Internal environment: What is it like to be a Schrodinger cat?
H. Nikolic

TL;DR
This paper explores how internal degrees of freedom in a composite quantum object can act as an internal environment, causing decoherence and affecting the observability of quantum interference, with implications for conscious entities.
Contribution
It introduces a model where internal degrees of freedom serve as an internal environment, affecting interference visibility and offering insights into the quantum behavior of conscious-like objects.
Findings
Internal degrees can record which-path information causing decoherence.
Interference is observable only when the object is isolated from external and internal environments.
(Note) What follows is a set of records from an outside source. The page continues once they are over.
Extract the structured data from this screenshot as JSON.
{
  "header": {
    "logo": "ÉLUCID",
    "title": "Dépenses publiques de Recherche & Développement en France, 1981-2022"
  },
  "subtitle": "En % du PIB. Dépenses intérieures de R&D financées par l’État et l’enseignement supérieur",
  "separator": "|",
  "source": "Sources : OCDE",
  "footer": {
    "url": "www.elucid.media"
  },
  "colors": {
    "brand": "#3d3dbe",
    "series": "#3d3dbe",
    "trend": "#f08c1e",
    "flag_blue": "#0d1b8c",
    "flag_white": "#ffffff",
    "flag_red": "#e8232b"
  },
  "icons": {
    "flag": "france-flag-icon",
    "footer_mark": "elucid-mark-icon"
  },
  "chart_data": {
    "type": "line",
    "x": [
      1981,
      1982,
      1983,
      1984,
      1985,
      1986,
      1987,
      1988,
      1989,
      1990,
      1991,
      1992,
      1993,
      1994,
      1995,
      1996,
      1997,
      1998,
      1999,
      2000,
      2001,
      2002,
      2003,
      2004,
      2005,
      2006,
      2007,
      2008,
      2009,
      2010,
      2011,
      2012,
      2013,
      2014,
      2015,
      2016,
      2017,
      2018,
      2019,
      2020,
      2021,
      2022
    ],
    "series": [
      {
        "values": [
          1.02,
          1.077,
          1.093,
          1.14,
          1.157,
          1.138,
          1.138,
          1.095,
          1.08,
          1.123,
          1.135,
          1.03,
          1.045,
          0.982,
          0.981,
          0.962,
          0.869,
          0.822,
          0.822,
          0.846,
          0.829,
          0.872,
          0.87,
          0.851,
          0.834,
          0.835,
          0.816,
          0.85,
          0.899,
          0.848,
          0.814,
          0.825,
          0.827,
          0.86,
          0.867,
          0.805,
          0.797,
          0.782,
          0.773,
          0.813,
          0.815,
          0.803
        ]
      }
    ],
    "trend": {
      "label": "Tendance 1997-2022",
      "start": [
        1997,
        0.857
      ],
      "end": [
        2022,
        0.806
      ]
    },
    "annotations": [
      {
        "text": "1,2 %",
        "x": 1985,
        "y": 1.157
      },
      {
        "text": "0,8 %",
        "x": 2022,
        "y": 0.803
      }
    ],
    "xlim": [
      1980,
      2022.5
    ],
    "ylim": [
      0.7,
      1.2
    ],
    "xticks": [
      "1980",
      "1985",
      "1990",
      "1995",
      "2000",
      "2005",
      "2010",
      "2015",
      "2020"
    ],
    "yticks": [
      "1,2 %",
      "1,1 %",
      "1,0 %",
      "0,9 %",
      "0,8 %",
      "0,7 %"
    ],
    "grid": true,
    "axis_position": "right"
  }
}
Implications for understanding quantum behavior of conscious entities like Schrödinger's cat.
Abstract
The possibility of quantum interference of a composite object with many internal degrees of freedom is studied, such that the internal degrees play a role of an internal environment. In particular, if the internal degrees have a capacity for an irreversible record of which-path information, then the internal-environment induced decoherence prevents external experimentalists from observing interference. Interference can be observed only if the interfering object is sufficiently isolated from the external environment, so that the object cannot record which-path information. Extrapolation to a hypothetical interference experiment with a conscious object implies that being a Schrodinger cat would be like being an ordinary cat living in a box without any information about the world external to the box.